Smirking, she lowered her voice in a poor of impersonation of Ryder’s. “Liz, please,” she mocked. Then, in her normal, singsong voice, “Don’t you want to be my husband?”

“Of course I do!” Ryder said quickly. Too quickly. If Liz noticed or suspected, she didn’t say anything. Instead, she continued to stare up at him with her doe-like, innocent eyes. Eyes that had the capability to penetrate skin like millions of tiny knives. It was always the innocent looking ones that were the most dangerous. Liz was no exception. “I just don’t understand what she has to do with anything.” He nodded his head towards me, refraining from making eye-contact. His hands were clenched tightly, the only indication that he was anything other than fine.

“Her?” Liz glared at me over her shoulder. “My partners have more interest in her than I do. But I do need her at our wedding. The other woman.”Her face contorted into its customary sneer, but all I could focus on were her first words.

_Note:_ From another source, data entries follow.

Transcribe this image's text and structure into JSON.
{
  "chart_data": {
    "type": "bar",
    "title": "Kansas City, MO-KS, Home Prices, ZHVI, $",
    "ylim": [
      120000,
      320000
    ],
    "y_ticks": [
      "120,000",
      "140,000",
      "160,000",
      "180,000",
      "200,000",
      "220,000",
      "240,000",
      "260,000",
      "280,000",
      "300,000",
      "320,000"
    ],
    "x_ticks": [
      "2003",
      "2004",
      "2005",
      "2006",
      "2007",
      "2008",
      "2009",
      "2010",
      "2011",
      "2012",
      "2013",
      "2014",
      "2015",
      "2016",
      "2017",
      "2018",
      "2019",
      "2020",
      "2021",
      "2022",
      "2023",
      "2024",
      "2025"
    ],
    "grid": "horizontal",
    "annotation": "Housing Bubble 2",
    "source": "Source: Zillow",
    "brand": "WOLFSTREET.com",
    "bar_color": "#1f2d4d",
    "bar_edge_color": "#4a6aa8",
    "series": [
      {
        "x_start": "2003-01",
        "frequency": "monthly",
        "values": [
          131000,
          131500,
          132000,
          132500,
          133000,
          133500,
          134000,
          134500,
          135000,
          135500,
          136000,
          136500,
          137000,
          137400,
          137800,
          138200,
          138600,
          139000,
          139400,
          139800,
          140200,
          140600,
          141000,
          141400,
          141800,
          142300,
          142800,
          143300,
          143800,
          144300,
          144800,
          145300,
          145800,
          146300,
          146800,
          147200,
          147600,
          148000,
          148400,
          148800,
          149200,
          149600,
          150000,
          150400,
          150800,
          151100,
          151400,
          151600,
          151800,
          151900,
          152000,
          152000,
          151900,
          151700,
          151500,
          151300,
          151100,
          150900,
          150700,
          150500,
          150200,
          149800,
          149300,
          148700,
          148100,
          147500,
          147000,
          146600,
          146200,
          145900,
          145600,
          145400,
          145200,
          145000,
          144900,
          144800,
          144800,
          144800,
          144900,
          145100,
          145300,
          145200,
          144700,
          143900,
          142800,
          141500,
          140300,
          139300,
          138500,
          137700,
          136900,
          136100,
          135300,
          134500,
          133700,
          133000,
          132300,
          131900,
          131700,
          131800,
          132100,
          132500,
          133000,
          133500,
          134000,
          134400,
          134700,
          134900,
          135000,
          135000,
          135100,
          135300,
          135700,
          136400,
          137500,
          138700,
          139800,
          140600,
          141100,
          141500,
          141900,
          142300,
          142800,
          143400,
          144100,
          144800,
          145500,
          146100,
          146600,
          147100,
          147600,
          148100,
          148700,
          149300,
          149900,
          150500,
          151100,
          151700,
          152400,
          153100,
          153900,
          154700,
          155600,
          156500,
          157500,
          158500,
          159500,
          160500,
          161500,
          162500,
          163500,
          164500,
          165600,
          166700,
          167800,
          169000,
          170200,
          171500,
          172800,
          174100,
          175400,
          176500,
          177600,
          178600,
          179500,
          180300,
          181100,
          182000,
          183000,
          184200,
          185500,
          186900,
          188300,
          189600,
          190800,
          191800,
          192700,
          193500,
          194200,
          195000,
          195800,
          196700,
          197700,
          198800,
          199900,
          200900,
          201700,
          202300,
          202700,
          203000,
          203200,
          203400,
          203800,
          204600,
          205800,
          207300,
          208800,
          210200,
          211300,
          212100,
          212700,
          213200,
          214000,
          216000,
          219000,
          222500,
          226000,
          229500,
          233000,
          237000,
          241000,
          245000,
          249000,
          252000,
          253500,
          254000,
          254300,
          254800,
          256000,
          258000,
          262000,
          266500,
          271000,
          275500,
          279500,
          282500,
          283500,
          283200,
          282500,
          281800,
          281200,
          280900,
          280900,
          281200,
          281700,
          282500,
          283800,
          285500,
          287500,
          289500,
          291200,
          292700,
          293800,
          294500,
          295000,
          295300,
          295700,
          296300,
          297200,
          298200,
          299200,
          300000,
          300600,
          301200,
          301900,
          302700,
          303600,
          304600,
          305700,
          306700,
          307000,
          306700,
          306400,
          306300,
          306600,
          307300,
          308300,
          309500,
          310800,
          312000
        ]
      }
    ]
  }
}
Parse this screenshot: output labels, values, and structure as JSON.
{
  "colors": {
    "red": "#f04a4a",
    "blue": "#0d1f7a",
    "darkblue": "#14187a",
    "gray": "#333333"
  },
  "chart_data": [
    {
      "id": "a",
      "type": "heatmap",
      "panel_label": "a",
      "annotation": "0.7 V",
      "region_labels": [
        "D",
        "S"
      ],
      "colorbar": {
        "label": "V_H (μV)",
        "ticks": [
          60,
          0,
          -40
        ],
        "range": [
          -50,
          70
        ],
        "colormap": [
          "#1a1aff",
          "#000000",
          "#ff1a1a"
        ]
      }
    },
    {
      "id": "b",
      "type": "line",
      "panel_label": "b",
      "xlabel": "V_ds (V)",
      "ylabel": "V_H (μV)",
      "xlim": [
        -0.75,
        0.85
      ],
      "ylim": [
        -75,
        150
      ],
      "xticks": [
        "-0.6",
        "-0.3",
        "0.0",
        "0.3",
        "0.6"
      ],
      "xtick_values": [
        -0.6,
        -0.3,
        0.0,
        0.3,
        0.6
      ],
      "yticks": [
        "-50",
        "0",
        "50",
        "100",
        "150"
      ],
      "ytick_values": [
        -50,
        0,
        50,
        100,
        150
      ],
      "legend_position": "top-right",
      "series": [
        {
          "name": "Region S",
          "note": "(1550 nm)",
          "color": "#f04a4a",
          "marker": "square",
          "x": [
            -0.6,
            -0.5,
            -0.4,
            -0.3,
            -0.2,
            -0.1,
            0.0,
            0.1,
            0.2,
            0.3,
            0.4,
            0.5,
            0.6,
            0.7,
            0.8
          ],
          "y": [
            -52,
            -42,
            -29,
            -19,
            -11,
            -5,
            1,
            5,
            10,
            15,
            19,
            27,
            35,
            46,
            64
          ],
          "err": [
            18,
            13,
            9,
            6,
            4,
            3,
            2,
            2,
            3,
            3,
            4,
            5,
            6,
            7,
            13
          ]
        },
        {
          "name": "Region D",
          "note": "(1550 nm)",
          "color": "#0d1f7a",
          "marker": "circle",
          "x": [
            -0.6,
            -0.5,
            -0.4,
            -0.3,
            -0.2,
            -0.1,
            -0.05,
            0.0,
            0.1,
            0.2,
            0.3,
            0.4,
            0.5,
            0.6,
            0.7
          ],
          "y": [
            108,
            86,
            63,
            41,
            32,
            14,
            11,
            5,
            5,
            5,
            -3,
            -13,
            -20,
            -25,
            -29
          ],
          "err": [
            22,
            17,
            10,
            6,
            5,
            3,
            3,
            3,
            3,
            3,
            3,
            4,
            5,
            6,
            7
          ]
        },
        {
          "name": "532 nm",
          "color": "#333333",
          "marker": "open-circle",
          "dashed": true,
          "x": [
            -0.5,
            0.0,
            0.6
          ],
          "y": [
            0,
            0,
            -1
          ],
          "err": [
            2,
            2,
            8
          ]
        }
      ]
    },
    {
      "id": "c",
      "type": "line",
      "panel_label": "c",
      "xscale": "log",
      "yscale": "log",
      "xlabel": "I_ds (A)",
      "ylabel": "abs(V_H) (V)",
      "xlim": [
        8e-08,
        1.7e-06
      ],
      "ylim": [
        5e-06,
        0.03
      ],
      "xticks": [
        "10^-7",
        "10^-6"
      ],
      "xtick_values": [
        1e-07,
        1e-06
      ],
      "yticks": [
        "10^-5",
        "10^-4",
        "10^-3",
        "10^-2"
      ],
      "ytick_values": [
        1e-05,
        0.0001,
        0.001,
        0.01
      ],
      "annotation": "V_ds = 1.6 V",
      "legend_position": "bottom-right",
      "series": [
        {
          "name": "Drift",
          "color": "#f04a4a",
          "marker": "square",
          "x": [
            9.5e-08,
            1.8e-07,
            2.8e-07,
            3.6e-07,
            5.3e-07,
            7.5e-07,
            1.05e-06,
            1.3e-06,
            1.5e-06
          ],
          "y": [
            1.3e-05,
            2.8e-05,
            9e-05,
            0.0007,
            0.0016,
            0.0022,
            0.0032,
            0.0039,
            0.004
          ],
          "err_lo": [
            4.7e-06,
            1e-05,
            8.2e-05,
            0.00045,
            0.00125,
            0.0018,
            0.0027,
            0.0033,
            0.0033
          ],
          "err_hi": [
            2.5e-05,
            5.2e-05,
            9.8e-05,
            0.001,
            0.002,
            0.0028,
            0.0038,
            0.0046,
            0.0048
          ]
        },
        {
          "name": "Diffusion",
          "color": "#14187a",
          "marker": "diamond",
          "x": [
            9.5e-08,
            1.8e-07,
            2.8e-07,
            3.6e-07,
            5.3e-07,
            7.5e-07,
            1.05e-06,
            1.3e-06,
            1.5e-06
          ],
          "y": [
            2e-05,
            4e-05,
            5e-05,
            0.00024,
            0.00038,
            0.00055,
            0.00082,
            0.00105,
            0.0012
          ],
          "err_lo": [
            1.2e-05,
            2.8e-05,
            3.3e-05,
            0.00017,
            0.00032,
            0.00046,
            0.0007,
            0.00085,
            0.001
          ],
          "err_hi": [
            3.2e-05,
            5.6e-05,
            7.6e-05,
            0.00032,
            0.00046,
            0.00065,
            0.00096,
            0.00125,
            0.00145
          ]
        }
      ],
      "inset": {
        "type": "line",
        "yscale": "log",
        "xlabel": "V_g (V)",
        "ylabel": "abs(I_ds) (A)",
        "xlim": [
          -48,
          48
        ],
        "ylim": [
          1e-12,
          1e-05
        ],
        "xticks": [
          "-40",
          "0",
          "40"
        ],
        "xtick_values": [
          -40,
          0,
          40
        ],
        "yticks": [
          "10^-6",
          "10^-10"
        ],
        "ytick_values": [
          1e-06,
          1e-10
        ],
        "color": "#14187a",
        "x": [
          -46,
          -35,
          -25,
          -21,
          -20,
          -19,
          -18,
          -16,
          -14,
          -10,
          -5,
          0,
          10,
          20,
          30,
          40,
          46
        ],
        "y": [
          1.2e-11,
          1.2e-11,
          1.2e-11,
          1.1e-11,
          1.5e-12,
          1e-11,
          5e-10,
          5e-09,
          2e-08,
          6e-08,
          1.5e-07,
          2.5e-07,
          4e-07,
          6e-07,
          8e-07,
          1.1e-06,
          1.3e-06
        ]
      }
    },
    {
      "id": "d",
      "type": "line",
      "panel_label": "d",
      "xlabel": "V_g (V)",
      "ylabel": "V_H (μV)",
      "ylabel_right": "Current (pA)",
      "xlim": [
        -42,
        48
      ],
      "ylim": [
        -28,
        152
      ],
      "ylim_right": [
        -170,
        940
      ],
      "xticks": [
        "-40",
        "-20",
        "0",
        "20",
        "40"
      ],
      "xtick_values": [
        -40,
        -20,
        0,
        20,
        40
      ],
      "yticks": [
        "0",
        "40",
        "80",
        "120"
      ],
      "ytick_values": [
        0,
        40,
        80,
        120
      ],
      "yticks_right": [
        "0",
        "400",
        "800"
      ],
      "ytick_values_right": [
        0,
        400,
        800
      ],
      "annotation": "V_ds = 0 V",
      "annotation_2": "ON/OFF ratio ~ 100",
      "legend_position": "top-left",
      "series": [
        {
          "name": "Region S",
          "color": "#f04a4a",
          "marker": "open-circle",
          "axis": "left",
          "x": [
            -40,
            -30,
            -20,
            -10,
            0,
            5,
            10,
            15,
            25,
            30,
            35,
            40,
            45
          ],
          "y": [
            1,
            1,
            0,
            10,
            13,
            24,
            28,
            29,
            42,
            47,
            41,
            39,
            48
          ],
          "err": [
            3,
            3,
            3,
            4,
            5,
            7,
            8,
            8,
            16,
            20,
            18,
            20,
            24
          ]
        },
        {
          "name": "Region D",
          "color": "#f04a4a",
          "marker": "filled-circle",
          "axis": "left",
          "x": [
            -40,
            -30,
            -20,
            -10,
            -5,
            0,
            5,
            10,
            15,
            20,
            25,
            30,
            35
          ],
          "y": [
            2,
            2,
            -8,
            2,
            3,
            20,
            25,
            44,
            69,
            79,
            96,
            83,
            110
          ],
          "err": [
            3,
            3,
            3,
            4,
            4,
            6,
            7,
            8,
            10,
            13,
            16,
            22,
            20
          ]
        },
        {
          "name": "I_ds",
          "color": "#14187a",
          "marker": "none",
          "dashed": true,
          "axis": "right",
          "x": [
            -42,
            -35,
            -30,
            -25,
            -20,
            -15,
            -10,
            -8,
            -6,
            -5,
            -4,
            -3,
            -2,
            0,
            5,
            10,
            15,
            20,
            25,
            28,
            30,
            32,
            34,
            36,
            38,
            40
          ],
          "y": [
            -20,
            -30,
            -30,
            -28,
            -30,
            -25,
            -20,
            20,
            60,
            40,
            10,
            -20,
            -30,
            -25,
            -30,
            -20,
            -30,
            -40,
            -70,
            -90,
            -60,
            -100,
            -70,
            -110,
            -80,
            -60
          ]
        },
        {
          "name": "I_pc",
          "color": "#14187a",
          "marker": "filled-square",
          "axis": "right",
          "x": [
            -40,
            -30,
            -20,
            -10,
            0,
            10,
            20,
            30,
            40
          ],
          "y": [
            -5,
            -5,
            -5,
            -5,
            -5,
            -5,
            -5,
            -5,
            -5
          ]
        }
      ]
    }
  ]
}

Her partners? Who were they, and what could they possibly want with me? But I couldn’t afford to focus on that right now. I had to focus on the now, on the current problem.

Liz.

Ryder, however, narrowed his eyes at the petite bride.

“What do you mean? Who’s after her?” His entire body was considerably more taut than it was moments before, as if the threat against me trumped the current threat against him.

Oh Ryder...

“Why do you care?” Liz hissed. “She’s nothing to you. I’m your wife!”